^^Unita' di energia cinetica primitiva.

credits: >>> by Norman Hardy

When I was first learning physics I was skeptical of the formula E = mv2/2. I thought that energy was a concept to be defined, sort of, and that definition was unnatural. Later I realized that I also knew other things about energy that forced such a definition. Here is one.

Imagine two unit mass balls with a compressed and latched spring between them. Unlatching the spring imparts a velocity of one to each ball. Lets call the energy of a unit mass ball moving at unit velocity one. The spring must store two energy units as it is able to impart one unit to each ball. Now imagine that we start the two balls moving in the same direction with unit velocity before we unlatch the spring. The velocity is along the line connecting the centers of the balls. The kinetic energy of the balls is one unit each, or two. The spring also stores two units for a total system energy of four. We now unlatch the spring and one ball stops dead while the other proceeds with a velocity of two. All of the system energy is now in the second ball. The total energy is four. Thus a unit ball moving at velocity two must have four times the energy of a ball moving with velocity one. The factor of one half is another less interesting story.
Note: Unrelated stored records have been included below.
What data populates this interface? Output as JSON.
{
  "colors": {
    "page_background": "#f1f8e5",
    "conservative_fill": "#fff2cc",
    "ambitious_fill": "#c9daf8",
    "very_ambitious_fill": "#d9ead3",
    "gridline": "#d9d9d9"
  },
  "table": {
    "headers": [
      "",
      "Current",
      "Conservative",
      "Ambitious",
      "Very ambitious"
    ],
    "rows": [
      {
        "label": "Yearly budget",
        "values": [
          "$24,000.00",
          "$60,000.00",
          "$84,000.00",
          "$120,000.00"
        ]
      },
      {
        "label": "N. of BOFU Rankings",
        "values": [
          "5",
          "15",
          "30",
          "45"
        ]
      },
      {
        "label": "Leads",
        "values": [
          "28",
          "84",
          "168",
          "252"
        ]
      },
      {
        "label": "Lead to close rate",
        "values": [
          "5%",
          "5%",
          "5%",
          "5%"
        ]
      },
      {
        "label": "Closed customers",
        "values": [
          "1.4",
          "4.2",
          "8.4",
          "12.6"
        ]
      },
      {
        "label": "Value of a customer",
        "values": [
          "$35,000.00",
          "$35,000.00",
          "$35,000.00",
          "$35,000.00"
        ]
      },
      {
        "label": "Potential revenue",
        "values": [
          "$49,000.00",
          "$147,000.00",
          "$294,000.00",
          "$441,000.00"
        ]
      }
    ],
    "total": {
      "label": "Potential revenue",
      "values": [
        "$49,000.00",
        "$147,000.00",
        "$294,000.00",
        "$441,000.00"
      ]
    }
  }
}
Implicit in the above is conservation of energy. This concept is welded into physicists’ heads and well known even to non-scientists. Leibniz introduced vis viva which is twice kinetic energy. It is a conserved quantity when dissipative phenomena are absent or accounted for. See Leibniz’s ideas of energy.

It is not immediately clear what concept will serve for energy when the geometry of space time is as specified by Einstein. We will keep conservation in the sense of the above experiment but find a modified formula involving mass and velocity. The formula must be of the form E = m·f(v) directly from conservation. Since a velocity of 1 is special in relativity we recast the above to imagine that the ball’s velocity after starting from rest is 1/2 and the velocity imparted to the coupled pair is also 1/2. Also we take the velocity of a particle that moves without acceleration from <x, t> = <0, 0> to <1/2, 1> to be 1/2. (Rapidity = β is another candidate to inherit the name ‘velocity’ in the new world! tanh(β) = v.)

We posit that the spring can impart velocity 1/2 to each ball. If first we start the two balls with velocity 1/2, then unlatch the spring, we compute the velocity of the 2nd ball by transforming into the frame where the latched balls are not moving. …

I pause here in mid thought to report that Penrose on page 434 of The Road to Reality addresses just this point. There he raises and answers important issues.